What’s the latest in health policy research? The Essential Scan, produced by the Schaeffer Initiative for Innovation in Health Policy, aims to help keep you informed on the latest research and what it means for policymakers. If you’d like to receive the biweekly Essential Scan by email, you can sign up here.
For high-cost specialty drug users, lack of an out-of-pocket cap in Part D has eaten savings from donut hole closure
Erin Trish, Jianhui Xu, and Geoffrey Joyce found that average annual spending among Medicare beneficiaries taking one of the eight highest cost specialty drugs increased from $18,335 to $33,301 from 2008-2012, and the share of spending while in the catastrophic coverage phase increased from 70 to 80 percent.
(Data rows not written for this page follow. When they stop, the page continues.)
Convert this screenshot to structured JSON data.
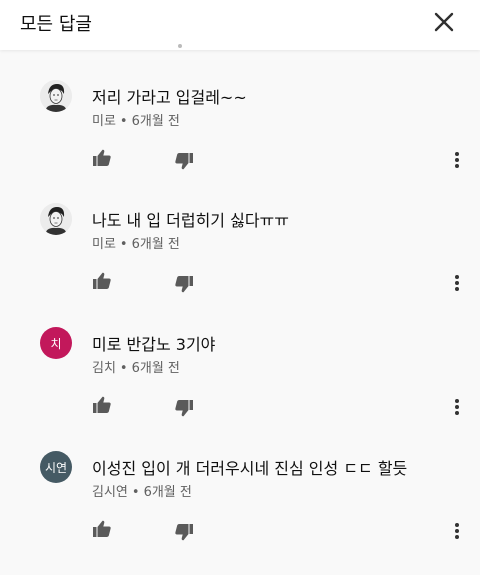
{
  "header": {
    "title": "모든 답글"
  },
  "comments": [
    {
      "avatar_type": "photo",
      "avatar_text": "",
      "text": "저리 가라고 입걸레~~",
      "author": "미로",
      "time": "6개월 전"
    },
    {
      "avatar_type": "photo",
      "avatar_text": "",
      "text": "나도 내 입 더럽히기 싫다ㅠㅠ",
      "author": "미로",
      "time": "6개월 전"
    },
    {
      "avatar_type": "initial",
      "avatar_text": "치",
      "avatar_color": "#c2185b",
      "text": "미로 반갑노 3기야",
      "author": "김치",
      "time": "6개월 전"
    },
    {
      "avatar_type": "initial",
      "avatar_text": "시연",
      "avatar_color": "#455a64",
      "text": "이성진  입이 개 더러우시네 진심 인성 ㄷㄷ 할듯",
      "author": "김시연",
      "time": "6개월 전"
    }
  ],
  "separator": "•",
  "icons": {
    "close": "close-icon",
    "like": "thumb-up-icon",
    "dislike": "thumb-down-icon",
    "more": "more-vert-icon"
  }
}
Though provisions in the Affordable Care Act reduced the burden patients face while in the Part D donut hole, out-of-pocket expenditures in the catastrophic coverage phase have nearly canceled this out for these beneficiaries, according to the analysis in Health Affairs. These findings raise questions as to whether a true out-of-pocket spending cap is needed in Part D. Full article here.
J. Michael McWilliams found that accountable care organizations (ACOs) participating in Medicare’s Shared Savings Program (MSSP) in 2014 reduced spending by $628.2 million, or $286.9 million on net after shared savings bonuses were paid out, even though 95 percent of the participants were at no risk for losses, according to a research letter published in JAMA. By comparing ACO spending to Medicare spending for similar non-ACO beneficiaries, this study provides a more rigorous look at the success of the MSSP than the initial release of ACO spending data relative to their benchmarks. This result contrasts with his previous finding for 2013, when bonus payments paid to MSSP ACOs outweighed program savings generated. Taken together with the fact that the largest share of reduced spending was attributable to the early entrants that first joined in 2012, these findings call for a renewed look at the ability of upside-only ACO contracts to produce savings for Medicare. Full article here.
From 2013-15, David B. Muhlestein and Nathan J. Smith found that the share of primary care physicians in groups of 500 physicians or more grew from 11.4 to 15.9 percent, while the share of physicians in small groups (1-2 physicians) decreased from 22.5 to 19.8 percent, in a Health Affairs study. Because, as the authors note, continued consolidation is likely related to increasing administrative needs and risk-bearing financial arrangements, these findings reiterate the importance of further study on how consolidation impacts health care quality and how much it increases costs. Antitrust enforcement on provider mergers may become more critical as well. Full article here.
Tamara Hayford, Lyle Nelson, and Alexia Diorio at the Congressional Budget Office estimated that the share of unprofitable hospitals would increase from 27 percent today to 41-60 percent by 2025 if productivity grows no faster than that in the economy as a whole, and that the average profit margin would fall from the current baseline of 6.0 percent in 2011 to anywhere from 3.3 to -0.2 percent by 2025 in a new working paper. To instead hold profit margins at the 2011 level, hospitals would have to improve their efficiency by an additional 0.2 to 0.5 percent (either by increasing total revenues or reducing total costs). A recent study in Health Affairs from John A. Romley, Dana P. Goldman, and Neeraj Sood, however, did find that hospitals experienced higher productivity growth than previously thought from 2002-11 for certain procedures. The authors of the CBO study suggest that policymakers will require further monitoring of hospitals’ financial performance, particularly in relation to care quality and patient access, to continue to improve alternative payment model reforms and to address any negative impacts from hospital mergers or closures. Full article here.
The Essential Scan is produced by the Schaeffer Initiative for Innovation in Health Policy, a collaboration between the Brookings Institution and the USC Schaeffer Center for Health Policy & Economics.